What struck me about the conference was the consensus of the coverage, with many pundits and reporters echoing the AP’s evaluation; others labeled it “combative.” I wondered, as I read the coverage, whether we were getting a foretaste of his reelection campaign, with attacks on partisan adversaries replacing promises of a new kind of politics.
A man who holds such a presser can’t run for reelection as the kind of politician he billed himself to be in the 2008 campaign. And offering such confrontational public statements, Jim Geraghty reminds us, is hardly new for this president:
What I think this reveals is that Barack Obama is not used to being challenged. Most of us have scoffed at his predictable straw men, his off-the-cuff references to tonsil-stealing doctors, his exhausted, “some on the right say we should take this extreme path, some on the left take this extreme path, but I choose this sensible path in the middle” framing of every issue.
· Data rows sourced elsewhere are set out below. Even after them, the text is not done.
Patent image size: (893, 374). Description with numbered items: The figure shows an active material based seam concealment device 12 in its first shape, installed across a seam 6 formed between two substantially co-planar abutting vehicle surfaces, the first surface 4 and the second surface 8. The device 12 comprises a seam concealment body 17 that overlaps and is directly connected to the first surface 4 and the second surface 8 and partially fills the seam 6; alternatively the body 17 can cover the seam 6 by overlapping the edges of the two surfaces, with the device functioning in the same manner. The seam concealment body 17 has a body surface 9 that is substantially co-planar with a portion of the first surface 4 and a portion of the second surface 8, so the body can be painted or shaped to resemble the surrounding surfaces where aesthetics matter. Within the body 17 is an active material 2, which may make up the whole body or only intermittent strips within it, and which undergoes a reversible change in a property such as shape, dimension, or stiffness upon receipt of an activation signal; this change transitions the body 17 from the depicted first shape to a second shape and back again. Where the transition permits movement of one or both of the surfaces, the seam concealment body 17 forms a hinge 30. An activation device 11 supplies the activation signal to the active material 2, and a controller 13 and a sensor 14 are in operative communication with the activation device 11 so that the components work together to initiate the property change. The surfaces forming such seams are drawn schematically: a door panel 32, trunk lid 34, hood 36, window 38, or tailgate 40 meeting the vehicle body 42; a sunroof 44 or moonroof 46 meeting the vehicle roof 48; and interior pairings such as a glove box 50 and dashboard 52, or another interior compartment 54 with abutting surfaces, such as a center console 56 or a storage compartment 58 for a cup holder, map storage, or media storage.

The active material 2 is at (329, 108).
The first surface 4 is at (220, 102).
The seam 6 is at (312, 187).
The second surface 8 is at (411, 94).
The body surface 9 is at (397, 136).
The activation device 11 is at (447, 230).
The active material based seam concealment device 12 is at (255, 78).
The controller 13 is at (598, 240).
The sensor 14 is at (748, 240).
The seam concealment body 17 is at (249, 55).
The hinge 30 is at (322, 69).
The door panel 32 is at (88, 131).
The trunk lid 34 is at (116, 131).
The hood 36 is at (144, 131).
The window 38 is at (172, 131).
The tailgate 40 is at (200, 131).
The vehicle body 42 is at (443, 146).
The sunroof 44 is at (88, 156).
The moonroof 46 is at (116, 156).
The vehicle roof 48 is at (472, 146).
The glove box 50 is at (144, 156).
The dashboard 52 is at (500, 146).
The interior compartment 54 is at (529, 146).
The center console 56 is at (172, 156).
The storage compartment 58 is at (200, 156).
As we recall from his attacks upon Paul Ryan at GWU, the Supreme Court justices at the State of the Union, and his jabs at Pete Hoekstra, Obama loves to go after his opponents in national addresses, with his targets in the audience, unable to respond. In the setting of the grandiose national address is that there is rarely a rebuttal.
He bristles when challenged and lashes out at his ideological adversaries. Is this the way to lead the country facing great economic challenges and a budget severely out of balance?